Energieversorgung in Europa Es droht die Verknappung

Stand: 01.03.2022 05:00 Uhr

In Brüssel wächst die Sorge um die europäische Energieversorgung. Dass Russland weiter Öl und Gas liefert, ist längst nicht sicher. Und mit Erneuerbaren lässt sich die Lücke noch nicht füllen.

Es ist kein Geheimnis, und es bemüht sich auch niemand mehr, darum herum zu reden in Brüssel: Der Anstieg der Energiepreise wird erst einmal nicht aufzuhalten sein.

Und nicht nur das: Wenn der Krieg um die Ukraine weiter eskaliert, droht der EU ein Szenario, in dem Gas und Öl tatsächlich knapp werden könnten.

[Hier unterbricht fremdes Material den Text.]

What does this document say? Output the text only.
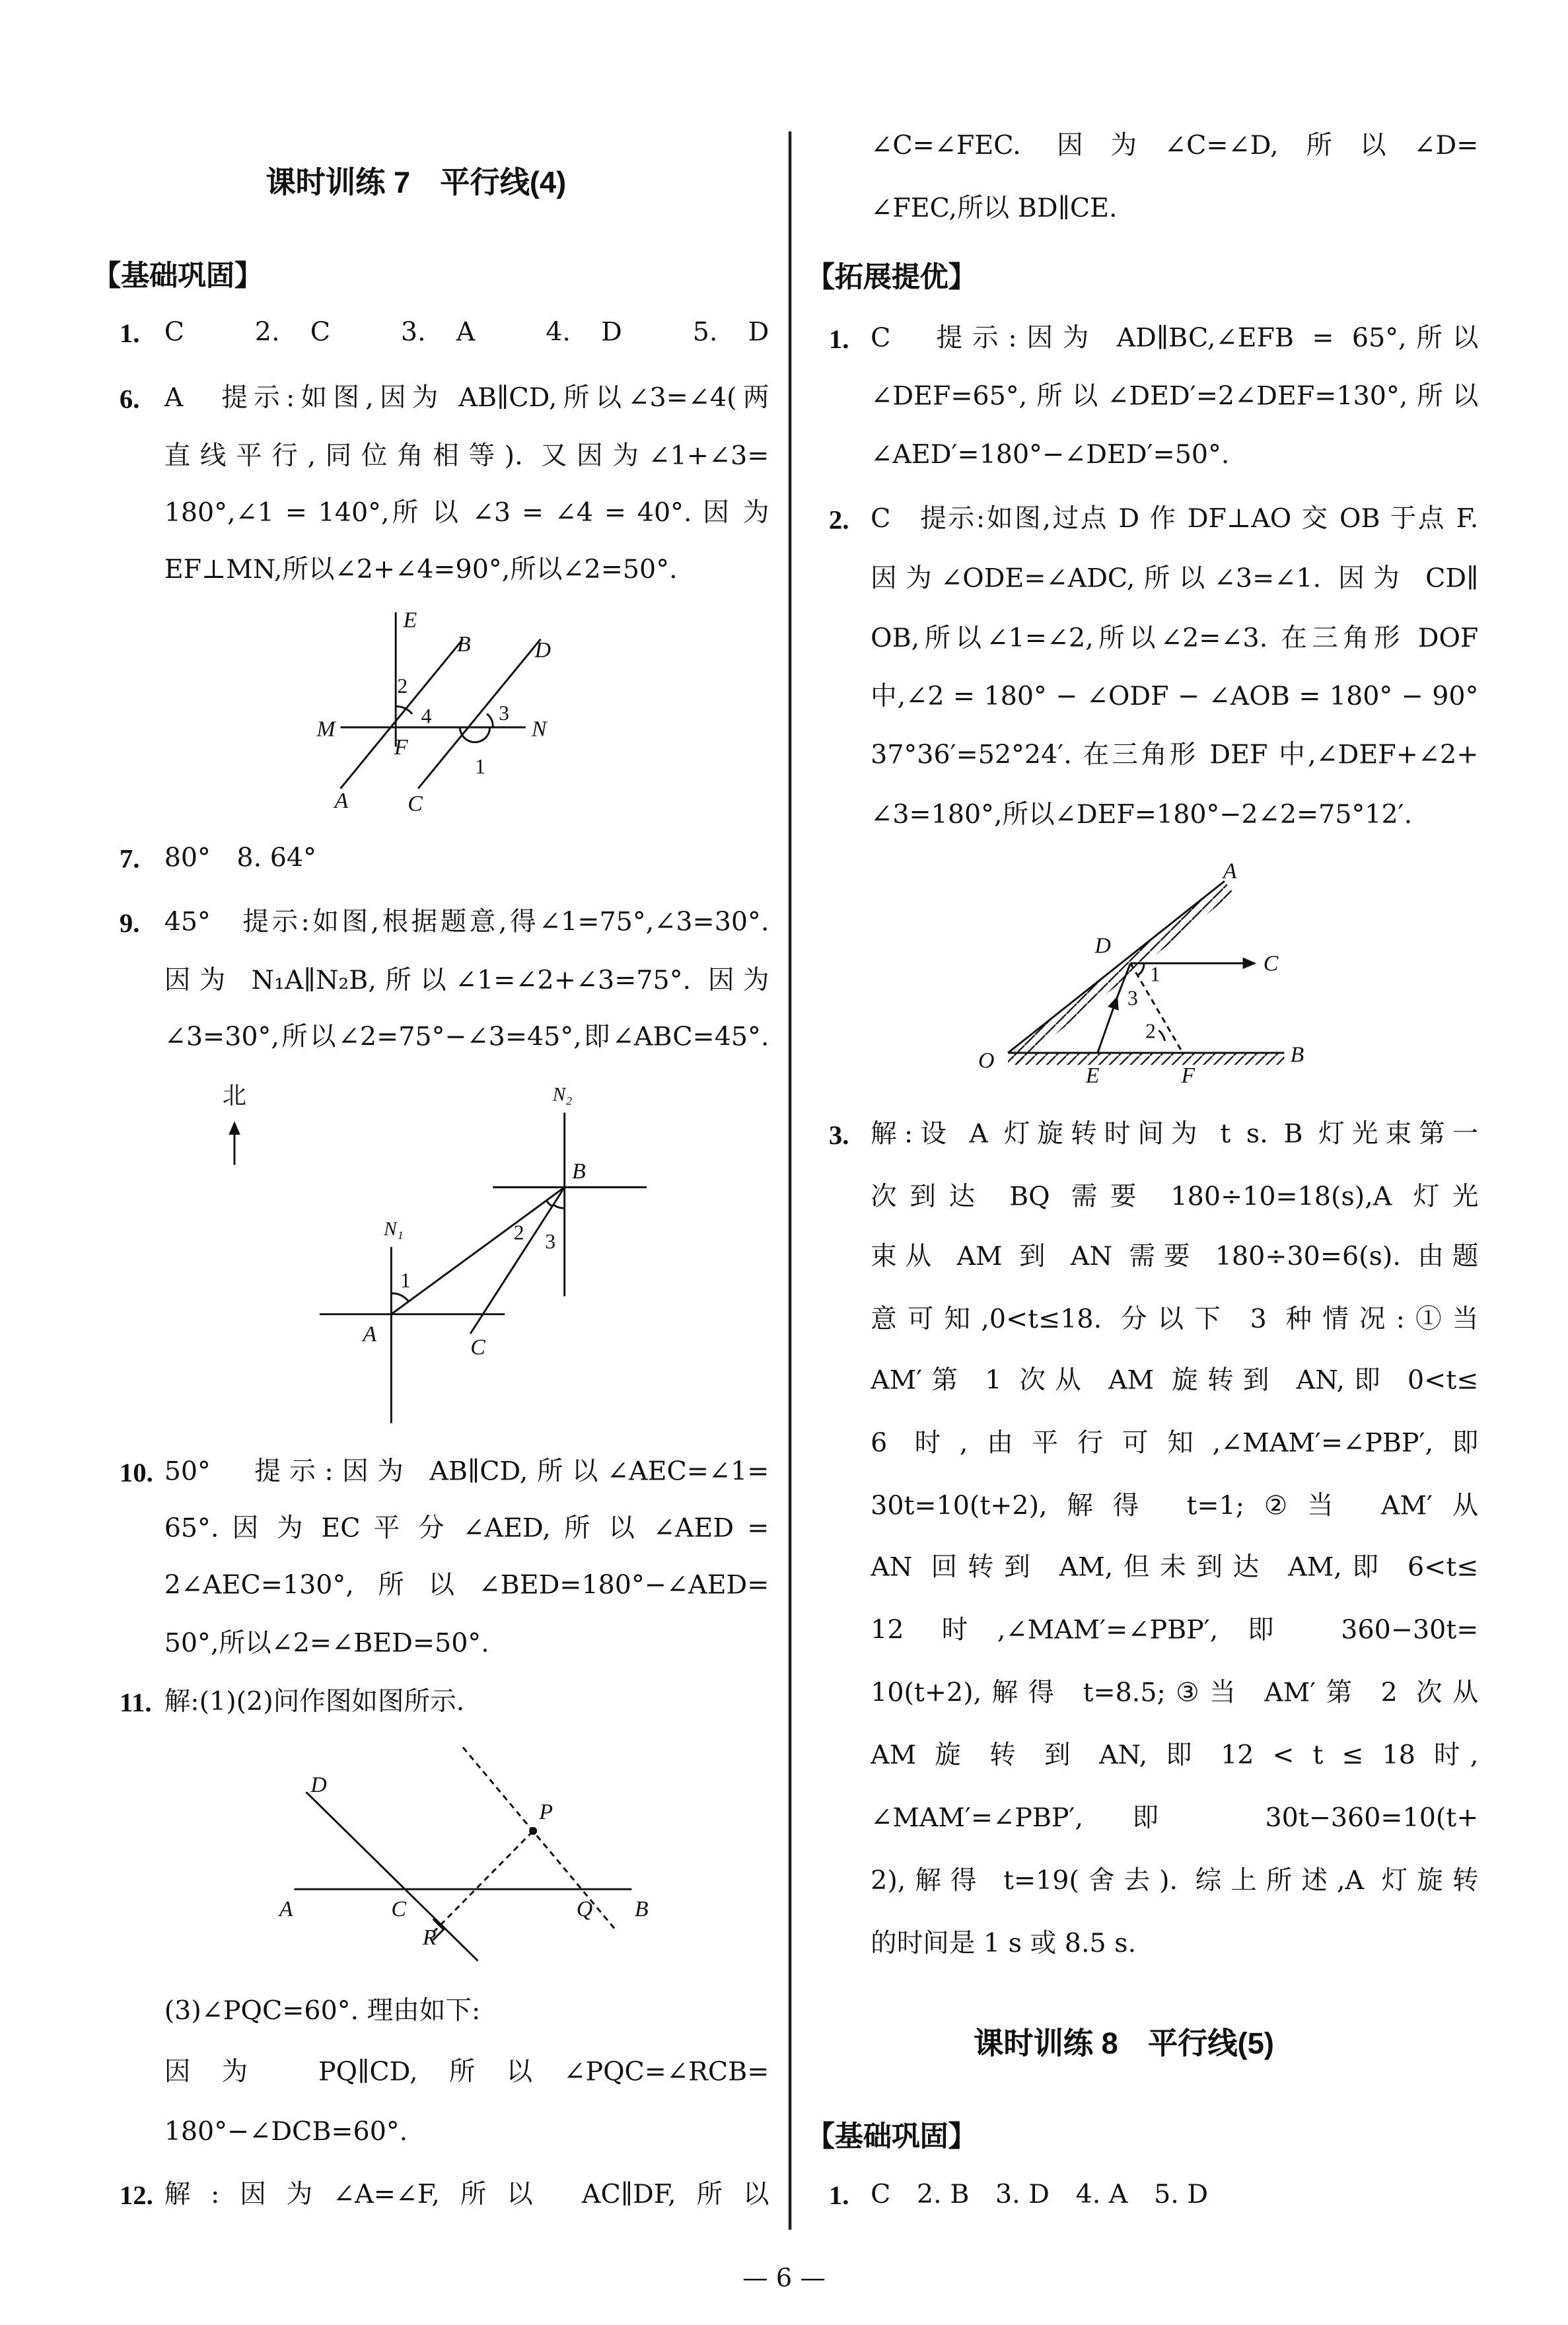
课时训练 7　平行线(4)
【基础巩固】
1. C　2. C　3. A　4. D　5. D
6. A　提示:如图,因为 AB∥CD,所以∠3=∠4(两
直线平行,同位角相等). 又因为∠1+∠3=
180°,∠1 = 140°,所 以 ∠3 = ∠4 = 40°. 因 为
EF⊥MN,所以∠2+∠4=90°,所以∠2=50°.
7. 80°　8. 64°
9. 45°　提示:如图,根据题意,得∠1=75°,∠3=30°.
因为 N₁A∥N₂B,所以∠1=∠2+∠3=75°. 因为
∠3=30°,所以∠2=75°−∠3=45°,即∠ABC=45°.
10. 50°　提示:因为 AB∥CD,所以∠AEC=∠1=
65°. 因 为 EC 平 分 ∠AED, 所 以 ∠AED =
2∠AEC=130°,所以∠BED=180°−∠AED=
50°,所以∠2=∠BED=50°.
11. 解:(1)(2)问作图如图所示.
(3)∠PQC=60°. 理由如下:
因为 PQ∥CD,所以∠PQC=∠RCB=
180°−∠DCB=60°.
12. 解:因为∠A=∠F,所以 AC∥DF,所以
【拓展提优】
课时训练 8　平行线(5)
【基础巩固】
∠C=∠FEC. 因为∠C=∠D,所以∠D=
∠FEC,所以 BD∥CE.
1. C　提示:因为 AD∥BC,∠EFB = 65°,所以
∠DEF=65°,所以∠DED′=2∠DEF=130°,所以
∠AED′=180°−∠DED′=50°.
2. C　提示:如图,过点 D 作 DF⊥AO 交 OB 于点 F.
因为∠ODE=∠ADC,所以∠3=∠1. 因为 CD∥
OB,所以∠1=∠2,所以∠2=∠3. 在三角形 DOF
中,∠2 = 180° − ∠ODF − ∠AOB = 180° − 90°
37°36′=52°24′. 在三角形 DEF 中,∠DEF+∠2+
∠3=180°,所以∠DEF=180°−2∠2=75°12′.
3. 解:设 A 灯旋转时间为 t s. B 灯光束第一
次到达 BQ 需要 180÷10=18(s),A 灯光
束从 AM 到 AN 需要 180÷30=6(s). 由题
意可知,0<t≤18. 分以下 3 种情况:①当
AM′第 1 次从 AM 旋转到 AN,即 0<t≤
6 时,由平行可知,∠MAM′=∠PBP′,即
30t=10(t+2),解得 t=1;②当 AM′从
AN 回转到 AM,但未到达 AM,即 6<t≤
12 时,∠MAM′=∠PBP′,即 360−30t=
10(t+2),解得 t=8.5;③当 AM′第 2 次从
AM 旋 转 到 AN, 即 12 < t ≤ 18 时,
∠MAM′=∠PBP′,即 30t−360=10(t+
2),解得 t=19(舍去). 综上所述,A 灯旋转
的时间是 1 s 或 8.5 s.
1. C　2. B　3. D　4. A　5. D
— 6 —
E
B	D
2
4	3
M	N
F
1
A	C
北	N₂
B
N₁
1
2 3
A
C
D
P
A	C	Q	B
R
A
D
C
1
3
2
O
E	F
B
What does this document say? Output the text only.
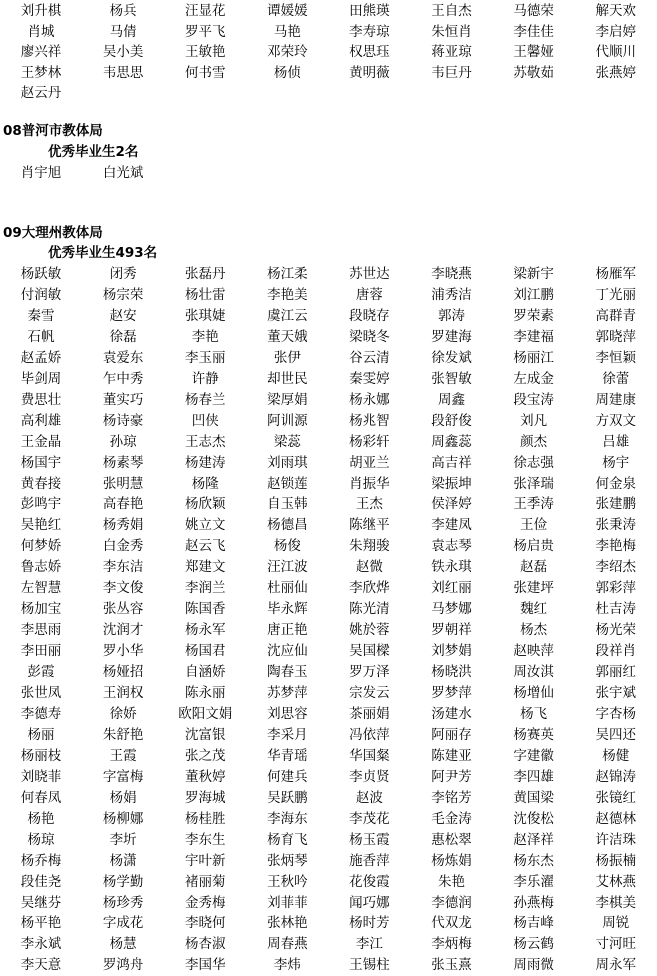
刘升棋	杨兵	汪显花	谭媛媛	田熊瑛	王自杰	马德荣	解天欢
肖城	马倩	罗平飞	马艳	李寿琼	朱恒肖	李佳佳	李启婷
廖兴祥	吴小美	王敏艳	邓荣玲	权思珏	蒋亚琼	王馨娅	代顺川
王梦林	韦思思	何书雪	杨侦	黄明薇	韦巨丹	苏敬茹	张燕婷
赵云丹
08普河市教体局
优秀毕业生2名
肖宇旭	白光斌
09大理州教体局
优秀毕业生493名
杨跃敏	闭秀	张磊丹	杨江柔	苏世达	李晓燕	梁新宇	杨雁军
付润敏	杨宗荣	杨壮雷	李艳美	唐蓉	浦秀洁	刘江鹏	丁光丽
秦雪	赵安	张琪婕	虞江云	段晓存	郭涛	罗荣素	高群青
石帆	徐磊	李艳	董天娥	梁晓冬	罗建海	李建福	郭晓萍
赵孟娇	袁爱东	李玉丽	张伊	谷云清	徐发斌	杨丽江	李恒颖
毕剑周	乍中秀	许静	却世民	秦雯婷	张智敏	左成金	徐蕾
费思壮	董实巧	杨春兰	梁厚娟	杨永娜	周鑫	段宝涛	周建康
高利雄	杨诗豪	凹侠	阿训源	杨兆智	段舒俊	刘凡	方双文
王金晶	孙琼	王志杰	梁蕊	杨彩轩	周鑫蕊	颜杰	吕雄
杨国宇	杨素琴	杨建涛	刘雨琪	胡亚兰	高吉祥	徐志强	杨宇
黄春接	张明慧	杨隆	赵锁莲	肖振华	梁振坤	张泽瑞	何金泉
彭鸣宇	高春艳	杨欣颖	自玉韩	王杰	侯泽婷	王季涛	张建鹏
吴艳红	杨秀娟	姚立文	杨德昌	陈继平	李建凤	王俭	张秉涛
何梦娇	白金秀	赵云飞	杨俊	朱翔骏	袁志琴	杨启贵	李艳梅
鲁志娇	李东洁	郑建文	汪江波	赵微	铁永琪	赵磊	李绍杰
左智慧	李文俊	李润兰	杜丽仙	李欣烨	刘红丽	张建坪	郭彩萍
杨加宝	张丛容	陈国香	毕永辉	陈光清	马梦娜	魏红	杜吉涛
李思雨	沈润才	杨永军	唐正艳	姚於蓉	罗朝祥	杨杰	杨光荣
李田丽	罗小华	杨国君	沈应仙	吴国樑	刘梦娟	赵映萍	段祥肖
彭霞	杨娅招	自涵娇	陶春玉	罗万泽	杨晓洪	周汝淇	郭丽红
张世凤	王润权	陈永丽	苏梦萍	宗发云	罗梦萍	杨增仙	张宇斌
李德寿	徐娇	欧阳文娟	刘思容	茶丽娟	汤建水	杨飞	字杏杨
杨丽	朱舒艳	沈富银	李采月	冯依萍	阿丽存	杨赛英	吴四还
杨丽枝	王霞	张之茂	华青瑶	华国粲	陈建亚	字建徽	杨健
刘晓菲	字富梅	董秋婷	何建兵	李贞贤	阿尹芳	李四雄	赵锦涛
何春凤	杨娟	罗海城	吴跃鹏	赵波	李铭芳	黄国梁	张镜红
杨艳	杨柳娜	杨桂胜	李海东	李茂花	毛金涛	沈俊松	赵德林
杨琼	李圻	李东生	杨育飞	杨玉霞	惠松翠	赵泽祥	许洁珠
杨乔梅	杨潇	宇叶新	张炳琴	施香萍	杨炼娟	杨东杰	杨振楠
段佳尧	杨学勤	褚丽菊	王秋吟	花俊霞	朱艳	李乐濯	艾林燕
吴继芬	杨珍秀	金秀梅	刘菲菲	闻巧娜	李德润	孙燕梅	李棋美
杨平艳	字成花	李晓何	张林艳	杨时芳	代双龙	杨吉峰	周锐
李永斌	杨慧	杨杏淑	周春燕	李江	李炳梅	杨云鹤	寸河旺
李天意	罗鸿舟	李国华	李炜	王锡柱	张玉熹	周雨微	周永军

Dann nämlich, wenn Russlands Präsident Wladimir Putin die Sanktionen aus Europa nicht einfach hinnehmen will und die Gaslieferungen doch einstellt, zumindest drastisch reduziert.

Ein wahrscheinliches oder unwahrscheinliches Szenario - in Brüssel hat man dazu unterschiedliche Ansichten. Ausschließen will das aber niemand. EU-Energiekommissarin Kadri Simson betont zwar die Stabilität der europäischen Energieversorgung - doch dann fügt sie noch mit einem deutlichen Zögern hinzu: Das sei einer guten Infrastruktur und einem stabilen Angebot an Energie zu verdanken.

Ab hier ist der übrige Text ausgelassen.